- Location in Ulster County and the state of New York.
- Coordinates: 42°1′20″N 74°5′9″W﻿ / ﻿42.02222°N 74.08583°W
- Country: United States
- State: New York
- County: Ulster

Area
- • Total: 3.09 sq mi (8.01 km^{2})
- • Land: 3.06 sq mi (7.92 km^{2})
- • Water: 0.035 sq mi (0.09 km^{2})
- Elevation: 377 ft (115 m)

Population (2020)
- • Total: 1,038
- • Density: 339.5/sq mi (131.08/km^{2})
- Time zone: UTC-5 (EST)
- • Summer (DST): UTC-4 (EDT)
- FIPS code: 36-84187
- GNIS feature ID: 0971869

= Zena, New York =

Zena is a hamlet (and census-designated place) in Ulster County, New York, United States. As of the 2020 census the population was 1,038.

Zena is in the Town of Woodstock on County Route 30. The community is northwest of Kingston. Zena is one of the more wealthy areas of this region, with the average home value above $300,000.

==Geography==
Zena is located at (42.022311, -74.085908).

According to the United States Census Bureau, the CDP has a total area of 3.0 sqmi, all land.

Zena is bordered on the west by Morey Hill Rd, extends north through Zena Highwoods Rd until Church Rd., also north halfway up John Joy Rd. It extends north on Zena Rd, almost all the way to State Route 212. On the northern end, it also includes the southern half of Chestnut Hill Rd and most of Witchtree Rd.

==Demographics==

As of the census of 2000, there were 1,119 people, 447 households, and 320 families residing in the CDP. The population density was 379.8 PD/sqmi. There were 501 housing units at an average density of 170.0 /sqmi. The racial makeup of the CDP was 94.37% White, 1.79% African American, 0.09% Native American, 1.97% Asian, 0.09% Pacific Islander, 0.71% from other races, and 0.98% from two or more races. Hispanic or Latino of any race were 1.52% of the population.

There were 447 households, out of which 28.4% had children under the age of 18 living with them, 60.0% were married couples living together, 8.7% had a female householder with no husband present, and 28.2% were non-families. 21.5% of all households were made up of individuals, and 7.6% had someone living alone who was 65 years of age or older. The average household size was 2.49 and the average family size was 2.93.

In the CDP, the population was spread out, with 22.9% under the age of 18, 3.6% from 18 to 24, 22.8% from 25 to 44, 32.9% from 45 to 64, and 17.9% who were 65 years of age or older. The median age was 45 years. For every 100 females, there were 87.4 males. For every 100 females age 18 and over, there were 90.1 males.

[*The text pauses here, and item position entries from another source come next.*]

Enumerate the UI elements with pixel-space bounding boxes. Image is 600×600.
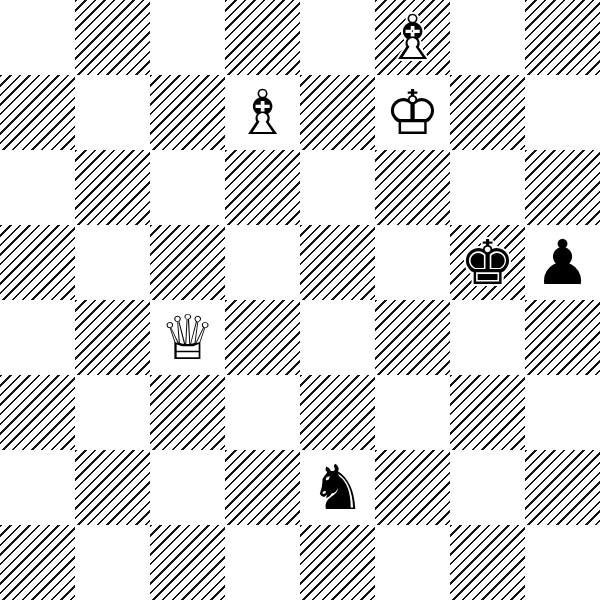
white-king-f7[interactable]: ♚♔ <box>375 75 450 150</box>
square-c5[interactable] <box>150 225 225 300</box>
square-a6[interactable] <box>0 150 75 225</box>
square-e4[interactable] <box>300 300 375 375</box>
square-b8[interactable] <box>75 0 150 75</box>
square-c6[interactable] <box>150 150 225 225</box>
square-h1[interactable] <box>525 525 600 600</box>
square-d3[interactable] <box>225 375 300 450</box>
square-f7[interactable]: ♚♔ <box>375 75 450 150</box>
square-a8[interactable] <box>0 0 75 75</box>
square-g1[interactable] <box>450 525 525 600</box>
black-pawn-glyph: ♟ <box>525 225 600 300</box>
white-queen-c4[interactable]: ♛♕ <box>150 300 225 375</box>
square-d7[interactable]: ♝♗ <box>225 75 300 150</box>
square-c2[interactable] <box>150 450 225 525</box>
square-d5[interactable] <box>225 225 300 300</box>
square-c3[interactable] <box>150 375 225 450</box>
square-a5[interactable] <box>0 225 75 300</box>
square-a4[interactable] <box>0 300 75 375</box>
white-bishop-glyph: ♗ <box>225 75 300 150</box>
square-d6[interactable] <box>225 150 300 225</box>
chess-diagram: ♝♗♝♗♚♔♚♚♟♟♛♕♞♞ <box>0 0 600 600</box>
square-b3[interactable] <box>75 375 150 450</box>
black-king-g5[interactable]: ♚♚ <box>450 225 525 300</box>
chess-board: ♝♗♝♗♚♔♚♚♟♟♛♕♞♞ <box>0 0 600 600</box>
square-e8[interactable] <box>300 0 375 75</box>
white-king-glyph: ♔ <box>375 75 450 150</box>
square-a7[interactable] <box>0 75 75 150</box>
square-b6[interactable] <box>75 150 150 225</box>
white-bishop-d7[interactable]: ♝♗ <box>225 75 300 150</box>
white-bishop-f8[interactable]: ♝♗ <box>375 0 450 75</box>
square-d1[interactable] <box>225 525 300 600</box>
square-h2[interactable] <box>525 450 600 525</box>
square-f3[interactable] <box>375 375 450 450</box>
square-g6[interactable] <box>450 150 525 225</box>
square-f6[interactable] <box>375 150 450 225</box>
square-e5[interactable] <box>300 225 375 300</box>
white-bishop-glyph: ♗ <box>375 0 450 75</box>
square-e3[interactable] <box>300 375 375 450</box>
square-e7[interactable] <box>300 75 375 150</box>
square-f8[interactable]: ♝♗ <box>375 0 450 75</box>
square-b2[interactable] <box>75 450 150 525</box>
black-pawn-h5[interactable]: ♟♟ <box>525 225 600 300</box>
square-f2[interactable] <box>375 450 450 525</box>
square-h8[interactable] <box>525 0 600 75</box>
square-f4[interactable] <box>375 300 450 375</box>
square-b4[interactable] <box>75 300 150 375</box>
square-g4[interactable] <box>450 300 525 375</box>
white-queen-glyph: ♕ <box>150 300 225 375</box>
square-f1[interactable] <box>375 525 450 600</box>
square-a1[interactable] <box>0 525 75 600</box>
square-f5[interactable] <box>375 225 450 300</box>
square-b5[interactable] <box>75 225 150 300</box>
square-b7[interactable] <box>75 75 150 150</box>
square-a2[interactable] <box>0 450 75 525</box>
square-h7[interactable] <box>525 75 600 150</box>
square-d2[interactable] <box>225 450 300 525</box>
square-h4[interactable] <box>525 300 600 375</box>
square-e1[interactable] <box>300 525 375 600</box>
square-e2[interactable]: ♞♞ <box>300 450 375 525</box>
square-d8[interactable] <box>225 0 300 75</box>
black-knight-glyph: ♞ <box>300 450 375 525</box>
square-h3[interactable] <box>525 375 600 450</box>
square-g2[interactable] <box>450 450 525 525</box>
square-g7[interactable] <box>450 75 525 150</box>
square-c4[interactable]: ♛♕ <box>150 300 225 375</box>
square-g5[interactable]: ♚♚ <box>450 225 525 300</box>
square-h5[interactable]: ♟♟ <box>525 225 600 300</box>
square-c7[interactable] <box>150 75 225 150</box>
square-b1[interactable] <box>75 525 150 600</box>
square-c8[interactable] <box>150 0 225 75</box>
black-knight-e2[interactable]: ♞♞ <box>300 450 375 525</box>
square-d4[interactable] <box>225 300 300 375</box>
square-h6[interactable] <box>525 150 600 225</box>
square-g3[interactable] <box>450 375 525 450</box>
square-g8[interactable] <box>450 0 525 75</box>
square-c1[interactable] <box>150 525 225 600</box>
black-king-glyph: ♚ <box>450 225 525 300</box>
square-a3[interactable] <box>0 375 75 450</box>
square-e6[interactable] <box>300 150 375 225</box>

The median income for a household in the CDP was $62,566, and the median income for a family was $80,945. Males had a median income of $48,523 versus $39,500 for females. The per capita income for the CDP was $32,084. About 3.3% of families and 5.9% of the population were below the poverty line, including 10.4% of those under age 18 and 1.5% of those age 65 or over.

Historical population
| Census | Pop. | Note | %± |
| 2000 | 1,119 |  | — |
| 2010 | 1,031 |  | −7.9% |
| 2020 | 1,038 |  | 0.7% |
U.S. Decennial Census

==Education==
The school district for most of the CDP is Kingston City School District. A portion of the CDP is in Onteora Central School District. The comprehensive high school of the Kingston City district is Kingston High School.